Operators and Tasks

In Flink, operators (e.g., map, flatMap, keyBy, reduce) are the fundamental units of computation. The execution graph maps operators directly to tasks, each processing a specific partition of data. Tasks execute in parallel, one per partition, enabling distributed computation across the cluster. Tasks operate independently but coordinate when partitioning strategies (e.g., keyBy, rebalance) redistribute data between tasks.

Partitions in Flink

Partitioning determines how data is distributed among Operator Taskstasks. The strategy depends on the transformation or data source. For example:

  • Kafka Source: Partitions align with Kafka topic partitions, ensuring one task per partition.
  • File-Based Source: Partitions correspond to file splits or blocks, defined by the input format and storage system.
  • Custom Sources: Users can explicitly define partitioning logic when implementing custom sources. Transformations like keyBy enforce keyed partitioning, which is critical for operations requiring state, such as aggregations or windowing. Other partitioning strategies, such as rebalancing or rescaling, are useful when key alignment is not necessary.

Partitioning Strategies

  • Keyed Partitioning (keyBy): Routes records with the same key to the same downstream task.
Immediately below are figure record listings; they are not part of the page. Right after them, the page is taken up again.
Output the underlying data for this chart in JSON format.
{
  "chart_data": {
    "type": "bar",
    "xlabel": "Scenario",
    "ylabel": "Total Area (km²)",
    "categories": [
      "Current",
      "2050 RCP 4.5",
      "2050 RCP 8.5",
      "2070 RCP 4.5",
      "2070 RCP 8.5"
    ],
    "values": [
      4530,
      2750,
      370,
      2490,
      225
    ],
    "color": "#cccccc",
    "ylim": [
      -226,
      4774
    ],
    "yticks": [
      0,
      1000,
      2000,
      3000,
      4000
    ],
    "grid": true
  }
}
This is essential for stateful transformations that depend on grouped data, such as reduce or aggregate.
  • Rebalancing: Evenly redistributes data across all downstream tasks to address data skew. For example, after filtering, rebalancing ensures that downstream tasks handle approximately equal loads:
    stream.filter(value -> value.isImportant()).rebalance().map(value -> process(value));
    Without rebalancing, skewed partitions can overload some tasks while leaving others underutilized.
  • Rescaling: Adjusts partitioning when upstream and downstream parallelisms differ. It ensures proportional distribution but should only be used for stateless transformations.
  • Broadcasting: Sends each record to all downstream tasks. This is commonly used for small datasets like configuration data or lookup tables that every task needs.
  • Forward Partitioning: Preserves a 1:1 mapping between upstream and downstream tasks when parallelism remains unchanged. While it minimizes data movement, it can lead to inefficiencies if upstream data distribution is skewed.
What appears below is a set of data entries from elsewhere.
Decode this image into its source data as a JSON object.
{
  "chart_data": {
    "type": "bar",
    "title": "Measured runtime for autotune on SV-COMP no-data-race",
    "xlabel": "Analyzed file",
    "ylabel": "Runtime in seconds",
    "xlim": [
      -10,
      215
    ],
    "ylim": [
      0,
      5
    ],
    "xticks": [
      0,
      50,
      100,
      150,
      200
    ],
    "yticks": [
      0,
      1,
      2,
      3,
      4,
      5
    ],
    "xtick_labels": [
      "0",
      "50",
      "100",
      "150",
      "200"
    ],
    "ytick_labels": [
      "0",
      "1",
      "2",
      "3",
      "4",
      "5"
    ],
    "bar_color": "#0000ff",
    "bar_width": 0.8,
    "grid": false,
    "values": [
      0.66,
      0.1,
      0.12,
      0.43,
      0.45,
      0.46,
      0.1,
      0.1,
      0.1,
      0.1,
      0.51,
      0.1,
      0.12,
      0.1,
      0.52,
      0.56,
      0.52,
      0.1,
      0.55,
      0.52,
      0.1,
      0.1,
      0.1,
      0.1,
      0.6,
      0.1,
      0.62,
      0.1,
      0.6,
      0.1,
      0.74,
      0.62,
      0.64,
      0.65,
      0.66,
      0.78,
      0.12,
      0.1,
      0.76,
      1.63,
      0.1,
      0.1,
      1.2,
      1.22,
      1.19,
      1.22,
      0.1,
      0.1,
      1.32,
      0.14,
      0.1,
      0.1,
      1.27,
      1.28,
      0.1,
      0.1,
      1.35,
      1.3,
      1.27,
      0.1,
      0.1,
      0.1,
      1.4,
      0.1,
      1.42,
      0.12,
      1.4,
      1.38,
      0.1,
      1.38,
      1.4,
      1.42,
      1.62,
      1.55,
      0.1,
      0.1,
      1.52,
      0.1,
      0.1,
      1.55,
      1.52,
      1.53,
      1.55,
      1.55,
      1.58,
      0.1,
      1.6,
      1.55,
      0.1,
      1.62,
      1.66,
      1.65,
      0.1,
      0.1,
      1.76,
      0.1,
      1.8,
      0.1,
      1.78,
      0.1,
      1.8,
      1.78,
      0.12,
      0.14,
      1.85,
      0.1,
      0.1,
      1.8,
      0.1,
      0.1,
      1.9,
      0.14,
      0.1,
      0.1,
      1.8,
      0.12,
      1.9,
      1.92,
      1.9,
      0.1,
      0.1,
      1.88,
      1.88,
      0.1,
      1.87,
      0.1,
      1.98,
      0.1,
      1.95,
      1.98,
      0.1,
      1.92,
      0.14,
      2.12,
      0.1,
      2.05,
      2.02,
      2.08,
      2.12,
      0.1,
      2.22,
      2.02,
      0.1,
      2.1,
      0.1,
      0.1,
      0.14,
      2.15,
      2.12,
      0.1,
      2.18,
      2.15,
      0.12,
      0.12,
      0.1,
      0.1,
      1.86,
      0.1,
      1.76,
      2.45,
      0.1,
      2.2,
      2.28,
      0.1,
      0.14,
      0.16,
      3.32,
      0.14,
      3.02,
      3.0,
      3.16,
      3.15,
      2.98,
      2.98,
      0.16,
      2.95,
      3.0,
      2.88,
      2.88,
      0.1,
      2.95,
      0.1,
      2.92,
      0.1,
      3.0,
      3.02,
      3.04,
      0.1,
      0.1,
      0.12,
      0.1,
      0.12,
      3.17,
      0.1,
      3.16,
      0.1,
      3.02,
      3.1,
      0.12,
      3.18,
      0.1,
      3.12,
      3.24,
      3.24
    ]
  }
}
If no explicit partitioning strategy is applied, Flink defaults to forward partitioning.

State Management in Flink

State in Flink is managed locally within tasks using state backends such as RocksDB or in-memory storage. Tasks directly handle the state for their assigned partition, ensuring low-latency access:

  • Keyed State: Scoped to specific keys within a partition and used for aggregations or windowing.
  • Operator State: Scoped to the operator as a whole, typically for tasks like managing offsets in a source.
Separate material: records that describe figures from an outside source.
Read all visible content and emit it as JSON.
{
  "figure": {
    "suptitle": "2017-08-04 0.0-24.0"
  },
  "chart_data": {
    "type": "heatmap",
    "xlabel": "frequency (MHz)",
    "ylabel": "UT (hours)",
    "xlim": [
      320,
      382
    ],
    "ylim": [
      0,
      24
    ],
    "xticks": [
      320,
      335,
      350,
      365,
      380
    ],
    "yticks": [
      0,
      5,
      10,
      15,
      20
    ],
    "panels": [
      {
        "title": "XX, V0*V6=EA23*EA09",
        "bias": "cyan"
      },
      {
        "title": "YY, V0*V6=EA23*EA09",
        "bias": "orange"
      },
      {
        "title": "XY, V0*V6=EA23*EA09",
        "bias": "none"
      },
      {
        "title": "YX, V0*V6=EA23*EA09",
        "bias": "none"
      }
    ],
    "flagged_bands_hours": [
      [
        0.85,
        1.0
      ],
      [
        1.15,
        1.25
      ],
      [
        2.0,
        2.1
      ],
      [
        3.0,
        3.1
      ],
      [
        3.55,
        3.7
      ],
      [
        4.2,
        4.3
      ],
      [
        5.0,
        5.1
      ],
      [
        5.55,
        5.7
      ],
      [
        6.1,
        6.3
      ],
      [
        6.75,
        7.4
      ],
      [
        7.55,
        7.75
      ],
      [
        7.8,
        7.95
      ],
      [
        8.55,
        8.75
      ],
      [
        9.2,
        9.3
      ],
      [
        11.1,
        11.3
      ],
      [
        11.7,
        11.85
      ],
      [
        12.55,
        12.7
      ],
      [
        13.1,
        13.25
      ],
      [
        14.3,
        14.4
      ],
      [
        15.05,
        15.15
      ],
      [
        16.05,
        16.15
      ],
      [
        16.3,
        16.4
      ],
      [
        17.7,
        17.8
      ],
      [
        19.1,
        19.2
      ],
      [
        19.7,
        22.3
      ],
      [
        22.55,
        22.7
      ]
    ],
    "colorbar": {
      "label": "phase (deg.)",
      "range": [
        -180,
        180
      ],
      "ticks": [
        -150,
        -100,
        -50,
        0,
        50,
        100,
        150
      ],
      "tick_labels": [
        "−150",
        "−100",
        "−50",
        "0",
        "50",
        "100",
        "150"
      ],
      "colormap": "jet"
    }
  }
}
State is periodically checkpointed to external storage (e.g., HDFS, S3) to ensure durability and enable fault recovery.

Checkpointing and Fault Tolerance

Flink ensures fault tolerance through checkpointing. During execution, each task saves its state to external storage. In case of failure, the job restarts from the last checkpoint, restoring the local state and resuming execution seamlessly. Checkpointing ensures consistency across distributed tasks.

Data Flow and Communication

Tasks communicate via partitioned streams, with the partitioning strategy defining data flow between upstream and downstream tasks. For example:

  • Keyed Partitioning aligns keys with partitions, ensuring correctness for stateful computations like aggregations and joins.
  • Rebalancing ensures balanced loads for stateless operations, avoiding bottlenecks from skewed data. Shuffling occurs automatically when repartitioning is necessary. Proper selection of partitioning strategies minimizes unnecessary data movement, maintaining correctness and optimizing performance. For example:
  • After a keyBy, data is repartitioned to ensure all records for a key are processed by the same task.
  • If filtering results in uneven partitions, applying rebalance() redistributes data evenly across tasks, ensuring efficient use of resources.